NEW DELHI/KOLKATA, INDIA - India began counting hundreds of millions of votes in its general election Thursday, with a coalition led by Prime Minister Narendra Modi's party taking an early lead, TV channels and India's Election Commission said.
The National Democratic Alliance (NDA), led by Modi's Hindu nationalist Bharatiya Janata Party (BJP), is expected to surpass the 272 seats needed to command a majority in the lower house of parliament, six of seven exit polls showed Sunday.
The NDA led in 235 seats, with the opposition United Progressive Alliance ahead in 95, at 9 a.m. local time (0330 GMT), about an hour after the counting of about 600 million votes began, Indian TV channel NDTV said.
Official data from India's Election Commission showed the BJP ahead in 101 seats, with the main opposition Congress Party ahead in 40. There are 542 seats available.

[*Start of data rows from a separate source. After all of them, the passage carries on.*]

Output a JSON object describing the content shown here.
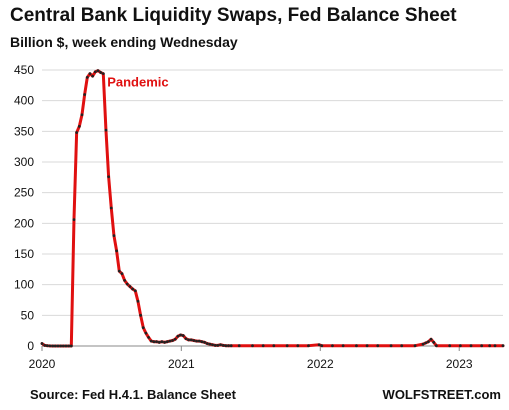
{
  "colors": {
    "line": "#e01010",
    "markers": "#222222",
    "grid": "#d9d9d9",
    "axis": "#888888",
    "annotation": "#e01010"
  },
  "footer": {
    "source": "Source: Fed H.4.1. Balance Sheet",
    "brand": "WOLFSTREET.com"
  },
  "chart_data": {
    "type": "line",
    "title": "Central Bank Liquidity Swaps, Fed Balance Sheet",
    "subtitle": "Billion $, week ending Wednesday",
    "xlabel": "",
    "ylabel": "",
    "ylim": [
      0,
      450
    ],
    "y_ticks": [
      0,
      50,
      100,
      150,
      200,
      250,
      300,
      350,
      400,
      450
    ],
    "xlim": [
      "2020-01-01",
      "2023-04-26"
    ],
    "x_ticks": [
      {
        "label": "2020",
        "date": "2020-01-01"
      },
      {
        "label": "2021",
        "date": "2021-01-01"
      },
      {
        "label": "2022",
        "date": "2022-01-01"
      },
      {
        "label": "2023",
        "date": "2023-01-01"
      }
    ],
    "grid": "horizontal",
    "legend": "none",
    "annotations": [
      {
        "text": "Pandemic",
        "date": "2020-06-15",
        "value": 430
      }
    ],
    "series": [
      {
        "points": [
          [
            "2020-01-01",
            4
          ],
          [
            "2020-01-08",
            1
          ],
          [
            "2020-01-15",
            0.5
          ],
          [
            "2020-01-22",
            0.2
          ],
          [
            "2020-01-29",
            0.1
          ],
          [
            "2020-02-05",
            0.1
          ],
          [
            "2020-02-12",
            0.1
          ],
          [
            "2020-02-19",
            0.1
          ],
          [
            "2020-02-26",
            0.1
          ],
          [
            "2020-03-04",
            0.1
          ],
          [
            "2020-03-11",
            0.1
          ],
          [
            "2020-03-18",
            0.1
          ],
          [
            "2020-03-25",
            206
          ],
          [
            "2020-04-01",
            348
          ],
          [
            "2020-04-08",
            358
          ],
          [
            "2020-04-15",
            377
          ],
          [
            "2020-04-22",
            410
          ],
          [
            "2020-04-29",
            438
          ],
          [
            "2020-05-06",
            444
          ],
          [
            "2020-05-13",
            440
          ],
          [
            "2020-05-20",
            447
          ],
          [
            "2020-05-27",
            449
          ],
          [
            "2020-06-03",
            446
          ],
          [
            "2020-06-10",
            444
          ],
          [
            "2020-06-17",
            352
          ],
          [
            "2020-06-24",
            276
          ],
          [
            "2020-07-01",
            225
          ],
          [
            "2020-07-08",
            180
          ],
          [
            "2020-07-15",
            155
          ],
          [
            "2020-07-22",
            122
          ],
          [
            "2020-07-29",
            118
          ],
          [
            "2020-08-05",
            107
          ],
          [
            "2020-08-12",
            101
          ],
          [
            "2020-08-19",
            97
          ],
          [
            "2020-08-26",
            93
          ],
          [
            "2020-09-02",
            90
          ],
          [
            "2020-09-09",
            73
          ],
          [
            "2020-09-16",
            50
          ],
          [
            "2020-09-23",
            30
          ],
          [
            "2020-09-30",
            21
          ],
          [
            "2020-10-07",
            14
          ],
          [
            "2020-10-14",
            8
          ],
          [
            "2020-10-21",
            7
          ],
          [
            "2020-10-28",
            7
          ],
          [
            "2020-11-04",
            6
          ],
          [
            "2020-11-11",
            7
          ],
          [
            "2020-11-18",
            6
          ],
          [
            "2020-11-25",
            7
          ],
          [
            "2020-12-02",
            8
          ],
          [
            "2020-12-09",
            9
          ],
          [
            "2020-12-16",
            11
          ],
          [
            "2020-12-23",
            16
          ],
          [
            "2020-12-30",
            18
          ],
          [
            "2021-01-06",
            17
          ],
          [
            "2021-01-13",
            12
          ],
          [
            "2021-01-20",
            10
          ],
          [
            "2021-01-27",
            10
          ],
          [
            "2021-02-03",
            9
          ],
          [
            "2021-02-10",
            8
          ],
          [
            "2021-02-17",
            8
          ],
          [
            "2021-02-24",
            7
          ],
          [
            "2021-03-03",
            6
          ],
          [
            "2021-03-10",
            4
          ],
          [
            "2021-03-17",
            3
          ],
          [
            "2021-03-24",
            2
          ],
          [
            "2021-03-31",
            1
          ],
          [
            "2021-04-07",
            1
          ],
          [
            "2021-04-14",
            2
          ],
          [
            "2021-04-21",
            1
          ],
          [
            "2021-04-28",
            0.5
          ],
          [
            "2021-05-05",
            0.5
          ],
          [
            "2021-05-12",
            0.5
          ],
          [
            "2021-06-02",
            0.5
          ],
          [
            "2021-07-07",
            0.5
          ],
          [
            "2021-08-04",
            0.5
          ],
          [
            "2021-09-01",
            0.5
          ],
          [
            "2021-10-06",
            0.5
          ],
          [
            "2021-11-03",
            0.5
          ],
          [
            "2021-12-01",
            0.5
          ],
          [
            "2021-12-29",
            2
          ],
          [
            "2022-01-05",
            0.5
          ],
          [
            "2022-02-02",
            0.5
          ],
          [
            "2022-03-02",
            0.5
          ],
          [
            "2022-04-06",
            0.5
          ],
          [
            "2022-05-04",
            0.5
          ],
          [
            "2022-06-01",
            0.5
          ],
          [
            "2022-07-06",
            0.5
          ],
          [
            "2022-08-03",
            0.5
          ],
          [
            "2022-09-07",
            0.5
          ],
          [
            "2022-09-28",
            3
          ],
          [
            "2022-10-05",
            5
          ],
          [
            "2022-10-12",
            7
          ],
          [
            "2022-10-19",
            11
          ],
          [
            "2022-10-26",
            6
          ],
          [
            "2022-11-02",
            0.5
          ],
          [
            "2022-12-07",
            0.5
          ],
          [
            "2023-01-04",
            0.5
          ],
          [
            "2023-02-01",
            0.5
          ],
          [
            "2023-03-01",
            0.5
          ],
          [
            "2023-03-22",
            0.5
          ],
          [
            "2023-04-05",
            0.5
          ],
          [
            "2023-04-26",
            0.5
          ]
        ]
      }
    ]
  }
}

Trends are expected to be known by noon and final results are due Thursday evening.
Margin of victory
The NDA's predicted margin of victory is larger than surveys indicated in the run-up to the vote, when most polls showed it would be the largest alliance but would fall short of an overall majority.
Modi was under pressure when he began campaigning, losing three state elections in December amid rising anger over farm prices and unemployment.
However, campaigning shifted toward India's relationship with nuclear-armed rival Pakistan after a suicide car bomb killed 40 Indian police in the contested Kashmir region in February, to the benefit of the right-wing BJP, analysts said.
"National security became the discussion," said Harsh Pant, a political analyst at the Observer Research Foundation think tank in New Delhi. "It allowed the BJP to shirk some issues where it was weak."
The BJP has also capitalized on the star power of Modi, a frenetic campaigner, as well as superior financial resources.
It outspent Congress by six times on Facebook and Google advertising, data showed, and by as much as 20 times overall, sources told Reuters earlier this month.
"The longer election certainly helps Modi: he loves contact with the people," Pant said. "The BJP's electoral machinery is also much more effective on the ground."
Police guarded voting centers in West Bengal on Thursday, where campaigning had turned violent as the BJP tried to take seats from the Trinamool Congress, a powerful regional party.
"Wherever we go people are talking about a BJP wave in Bengal," said Tapas Das, a taxi driver in the state capital, Kolkata. "Everyone wants to see a change."
Several opposition leaders attempting to unseat Modi have urged voters to wait for the final results, calling the exit polls "gossip."
"Congress is upbeat, optimistic and confident," party spokesman Jaiveer Shergill said. "We will defeat the BJP's politics."
Voting machine protest
The opposition alliance has also protested to India's Election Commission over the electronic voting machines (EVMs) used in the count, which they alleged could be tampered with, and requested a delay to counting while votes were tallied with a backup paper audit trail.
The commission rejected the opposition's demands on Wednesday.
Around 500 masked people carrying guns and machetes attacked a polling team and forcibly took away EVMs in the remote northeastern Indian state of Arunachal Pradesh, Reuters reported on Wednesday, although the election was widely considered by international observers to be free and fair.